New Additions to the Collection: Deanna Bowen

Late last year, KWAG’s Acquisitions Committee met to review and approve new additions to our Permanent Collection. This work of growing our Collection of over 4300 objects is always an exciting occasion to deepen our support of artists and their practices while carefully reshaping the canon of contemporary art through the works we safeguard for future generations.

Two new acquisitions by Deanna Bowen achieve both these aims by preserving two notable works from recent KWAG exhibitions that exemplify this award-winning artist’s commitment to revealing the biases that shape Canadian society.

Installation of 234 pages of digitally copied petition pages in a wide grid of seven rows on a white gallery wall Deanna Bowen (Canadian, b. USA 1969). “1911 Anti Creek-Negro Petition” from Immigration of Negroes from the United States to Western Canada 1910-1911, 2013. Inkjet print on archival paper, digitally sourced from original documents held in the Collection of Library and Archives Canada, 186.7cm x 914.4cm. Kitchener-Waterloo Art Gallery Collection. Gift of the Artist, 2021. © Deanna Bowen. Courtesy of the Artist. Photo: Toni Hafkenscheid.

 

The first of these new acquisitions, “1911 Anti Creek-Negro Petitionfrom Immigration of Negroes from the United States to Western Canada 1910-1911, first came to KWAG as a part of Carry Forward, a 2017 group exhibition curated by Lisa Myers. This staggering reproduction of a racist petition opposing the immigration of Black settlers in Alberta first came into the hands of our Registrar for condition reporting ahead of the exhibition. In the process of tracking all 234 pages of the petition, the name of one of its signatories made her pause – Barker Fairley, a well-known colleague of the Group of Seven and an artist represented in our Collection, had signed his name to the petition.

Close-up view of two petition pages revealing cursive signatures in a variety of hands
Deanna Bowen, “1911 Anti Creek-Negro Petition” from Immigration of Negroes from the United States to Western Canada 1910-1911 (detail), 2013. Photo: Toni Hafkenscheid

 

After consulting Deanna Bowen, our curatorial team chose to recognize this startling discovery by adding a Barker Fairley lithograph from KWAG’s Permanent Collection to our installation of Carry Forward, which has subsequently traveled with this exhibition on its tour to other Canadian venues. This decision was a first gesture towards the difficult conversations that would test our institutional accountability while honouring this surprising collision of artistic histories.
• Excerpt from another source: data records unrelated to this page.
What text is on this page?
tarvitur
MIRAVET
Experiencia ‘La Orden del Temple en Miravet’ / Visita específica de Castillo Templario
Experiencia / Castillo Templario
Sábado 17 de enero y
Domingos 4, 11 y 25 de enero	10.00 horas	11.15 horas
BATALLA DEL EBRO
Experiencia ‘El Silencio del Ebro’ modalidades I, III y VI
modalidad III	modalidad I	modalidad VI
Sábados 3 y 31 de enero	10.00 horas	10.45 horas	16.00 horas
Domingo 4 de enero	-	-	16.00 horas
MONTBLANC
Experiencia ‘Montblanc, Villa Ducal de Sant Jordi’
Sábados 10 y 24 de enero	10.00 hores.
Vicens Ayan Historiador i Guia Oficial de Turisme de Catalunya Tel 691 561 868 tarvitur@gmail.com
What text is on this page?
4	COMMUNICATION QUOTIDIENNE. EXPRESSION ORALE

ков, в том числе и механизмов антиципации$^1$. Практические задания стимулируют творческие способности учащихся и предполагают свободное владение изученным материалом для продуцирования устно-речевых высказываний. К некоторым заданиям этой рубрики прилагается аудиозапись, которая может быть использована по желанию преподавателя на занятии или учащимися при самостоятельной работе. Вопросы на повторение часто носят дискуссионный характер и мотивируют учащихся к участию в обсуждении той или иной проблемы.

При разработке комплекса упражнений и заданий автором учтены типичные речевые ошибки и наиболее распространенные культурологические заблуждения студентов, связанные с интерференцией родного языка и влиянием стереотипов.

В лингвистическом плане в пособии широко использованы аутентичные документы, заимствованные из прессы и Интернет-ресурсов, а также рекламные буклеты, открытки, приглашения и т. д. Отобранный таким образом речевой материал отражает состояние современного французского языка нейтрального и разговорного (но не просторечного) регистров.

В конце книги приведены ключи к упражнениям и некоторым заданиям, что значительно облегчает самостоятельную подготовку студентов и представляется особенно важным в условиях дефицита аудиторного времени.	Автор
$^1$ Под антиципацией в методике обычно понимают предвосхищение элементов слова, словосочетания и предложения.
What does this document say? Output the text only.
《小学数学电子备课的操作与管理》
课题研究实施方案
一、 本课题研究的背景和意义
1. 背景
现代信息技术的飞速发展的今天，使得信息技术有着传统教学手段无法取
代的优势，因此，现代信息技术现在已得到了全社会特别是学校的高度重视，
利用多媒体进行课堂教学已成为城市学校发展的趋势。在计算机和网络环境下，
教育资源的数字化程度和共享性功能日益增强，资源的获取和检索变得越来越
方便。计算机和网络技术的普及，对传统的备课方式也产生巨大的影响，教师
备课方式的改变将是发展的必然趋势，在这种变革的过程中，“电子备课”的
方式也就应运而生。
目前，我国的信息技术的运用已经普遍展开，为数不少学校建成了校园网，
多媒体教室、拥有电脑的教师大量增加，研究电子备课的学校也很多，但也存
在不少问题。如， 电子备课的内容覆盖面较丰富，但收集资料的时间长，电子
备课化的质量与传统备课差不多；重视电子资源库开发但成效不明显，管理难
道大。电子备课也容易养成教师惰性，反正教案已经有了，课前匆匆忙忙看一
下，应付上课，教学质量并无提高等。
The conversations that sprang from the petition would lead to a years-long collaboration between Bowen and our former Senior Curator Crystal Mowry, which resulted in Deanna Bowen’s award-winning 2020 solo exhibition, Black Drones in the Hive. Among the large constellations of archival materials assembled by the artist to reveal intertwined stories of race and settlement in Canada was one particular to the history of Waterloo Region. In Berlin Constellation, Bowen traces the experiences of early Black settlers in this region as well as the tumultuous events surrounding this city’s name change from Berlin to Kitchener.

A salon-style arrangement of framed over twenty archival photos and documents on a white gallery wall Deanna Bowen (Canadian, b. USA 1969). Exhibition installation view of the Berlin Grouping from “Deanna Bowen: Black Drones in the Hive” (KWAG, 2020-2021). Featuring “Berlin Constellation”, 2020. An installation in 18 parts, Inkjet prints on archival paper, installed dimensions vary. Kitchener-Waterloo Art Gallery Collection. Purchased in part through the support of the Elizabeth L. Gordon Art Program, a program of the Gordon Foundation and administered by the Ontario Arts Foundation, 2021. © Deanna Bowen. Photo: Toni Hafkenscheid.

 

Originally displayed in Black Drones in the Hive in concert with works from our Permanent Collection that reflect Kitchener’s local history, Bowen’s Berlin Constellation will live on in our Collection as an installation of eighteen prints. We are grateful for the support of the Elizabeth L. Gordon Art Foundation in the purchase of this pivotal work, which we look forward to sharing with wider audiences with Black Drones in the Hive begins touring to other galleries later this year.